USA von unten
Aufgeblättert: »Demon Copperhead« von Barbara Kingsolver
Von Nelli Tügel
Mit Percival Everetts »James« und Barbara Kingsolvers »Demon Copperhead« stehen derzeit gleich zwei Romane auf Bestsellerlisten, die sogenannte Klassiker der Weltliteratur neu formulieren.
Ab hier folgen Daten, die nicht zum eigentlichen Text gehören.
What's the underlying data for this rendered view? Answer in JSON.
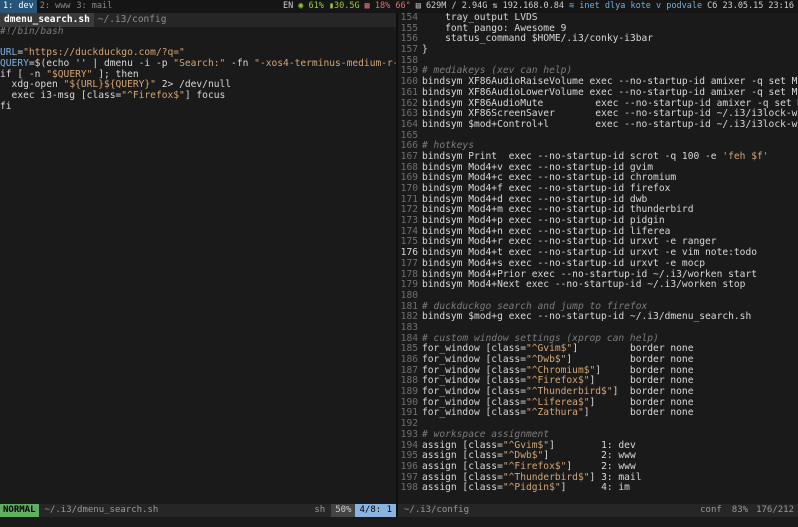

Während Everett Mark Twains »The Adventures of Huckleberry Finn« in der Zeit des Originals belässt, jedoch die Perspektive verändert und die Geschichte aus Sicht des Sklaven Jim radikal neu erzählt, belässt es Kingsolver mit ihrer Bearbeitung von Charles Dickens’ »David Copperfield« umgekehrt bei der Perspektive des Originals, holt die Geschichte aber in die Gegenwart der USA. Sie spielt in den 1990er- und Nullerjahren in den Appalachen, wo die bis heute anhaltende US-Opioidkrise ihren verheerenden Lauf nimmt. Demon, Ich-Erzähler des Romans, verliert seine Mutter an OxyContin – eines der ersten Opfer einer Epidemie, die zu diesem Zeitpunkt noch gar keine ist.
Wie sie sich ausbreitet und wütet, das entfaltet der Roman unaufdringlich, fast beiläufig. Im Vordergrund stehen die Region und ihre Bewohner*innen, (frühere) Berg- und Landarbeiter*innen, Hillbillys und Rednecks, die anderswo im Land verachtet werden. Demon gerät als in Armut aufgewachsenes Waisenkind immerzu in Bedrängnis; ganz ausweglos aber ist seine Lage nie. Davor bewahren ihn eine enorme Resilienz und Menschen, denen er vertrauen kann. Nicht das einzige, was Kingsolvers mit Everetts Roman verbindet. Zusammen ergeben sie übrigens eine hervorragende Einstimmung auf das US-Wahljahr.
Barbara Kingsolver: Demon Copperhead. DTV, München 2024. 864 Seiten, 26 EUR.